早稲田大学教育学部/東京大学総合文化研究科

おもな所属学会

日本ロシア文学会、表象文化論学会

研究・教育のキーワード

建築、都市、表象文化論、ロシア、メディア論、アヴァンギャルド、全体主義

研究者としての私

私が研究対象としているのは、建築や都市のイメージ、つまり「表象」です。これまでの研究の中では、都市や建築といった三次元の空間が、絵画や写真、映画、マンガなどの平面にどのように変換されうるのか、そこでは作者の意図や社会的・文化的システムがどのように作動しているのかを論じてきました。本物の建築物ではない、イメージのなかの都市や建築を研究することに意味があるのかと思われるかもしれませんが、実はわれわれは三次元空間と同じくらい、二次元化された空間のイメージにも依存して暮らしています。とりわけマスメディアが社会に浸透した20世紀以降、イメージとしての空間の重要性は、リアルな空間のそれを凌駕してしまったといってもいいかもしれません。

たとえば旅行に行くときに、その場所の写真や地図をまったく参照しない人は少ないでしょう。かつては紙に印刷された地図や旅行書が、今ではインスタグラムやGoogle Map、あるいはGoogle Street Viewのようなサーヴィスが、これから訪れるはずの場所や空間のイメージを、さまざまなかたちで提供してくれます。多くの人は、メディアから得られたこれらの情報を頭の中で編集し、あらかじめ場所や空間のイメージを組み立てるのではないでしょうか。

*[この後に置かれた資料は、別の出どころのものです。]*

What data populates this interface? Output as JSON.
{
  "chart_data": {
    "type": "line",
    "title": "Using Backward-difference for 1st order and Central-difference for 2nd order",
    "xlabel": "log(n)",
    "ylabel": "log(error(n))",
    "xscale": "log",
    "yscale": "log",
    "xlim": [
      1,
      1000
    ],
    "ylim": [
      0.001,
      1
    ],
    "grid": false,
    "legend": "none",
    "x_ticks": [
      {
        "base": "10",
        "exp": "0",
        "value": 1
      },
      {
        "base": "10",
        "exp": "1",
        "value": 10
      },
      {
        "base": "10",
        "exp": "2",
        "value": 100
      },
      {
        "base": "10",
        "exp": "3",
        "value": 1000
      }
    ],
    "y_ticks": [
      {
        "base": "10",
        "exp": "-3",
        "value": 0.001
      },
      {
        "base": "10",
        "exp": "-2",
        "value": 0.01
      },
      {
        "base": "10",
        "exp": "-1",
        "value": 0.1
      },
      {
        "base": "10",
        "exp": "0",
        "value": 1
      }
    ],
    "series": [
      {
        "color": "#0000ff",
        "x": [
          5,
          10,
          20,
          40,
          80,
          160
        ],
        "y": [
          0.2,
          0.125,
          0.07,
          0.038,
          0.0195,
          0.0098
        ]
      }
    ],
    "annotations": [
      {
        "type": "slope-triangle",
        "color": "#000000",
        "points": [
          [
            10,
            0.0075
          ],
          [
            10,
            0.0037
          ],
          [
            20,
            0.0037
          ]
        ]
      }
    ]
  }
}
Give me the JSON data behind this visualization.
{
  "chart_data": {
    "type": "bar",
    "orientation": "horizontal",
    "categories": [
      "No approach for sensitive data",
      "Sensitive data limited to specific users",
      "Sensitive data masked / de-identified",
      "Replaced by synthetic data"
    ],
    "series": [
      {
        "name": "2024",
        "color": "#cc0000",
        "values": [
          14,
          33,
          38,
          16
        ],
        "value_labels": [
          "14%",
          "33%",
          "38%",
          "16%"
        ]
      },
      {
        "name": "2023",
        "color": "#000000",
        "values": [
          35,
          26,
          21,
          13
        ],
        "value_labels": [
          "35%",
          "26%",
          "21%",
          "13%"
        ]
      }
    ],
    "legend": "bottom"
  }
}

さらにいえば、このような空間イメージは、皆さんがその場所を経験するのに先立って、その場所の印象や受け取りかた、その場所で皆さんがどのように振る舞うかといったことを、あらかじめ決定してしまう可能性すら有しています。これは見方を変えれば、イメージの操作によって、特定の空間に対する印象や、そこでの人びとの行動をコントロールしうることを意味します。私の研究では、20世紀前半に生まれたモダニズムや全体主義体と呼ばれる政治・芸術思想の下で、建築や都市のイメージがどのように編集され、人びとの思考や行為がどのように操作されることになったのかを分析しています。

教育者としての私

不思議なことに、小学校から文章の読み方・書き方の学習は義務化されているにもかかわらず、イメ ージをどのように取り扱うべきかを学ぶ科目はありません。私は、これは実は非常に危険なことだと考え ています。イメージはしばしば文章よりも強く感情に訴えかける力をもっており、一枚の画像は時に膨大 な人びとを動かす力をもちます。しかもイメージは近年ますます容易に編集・操作可能になっています。 報道や広告、あるいは SNS 上でシェアされる写真まで、イメージとは文章と同等、あるいはそれ以上に、 慎重な取り扱いを要するものなのです。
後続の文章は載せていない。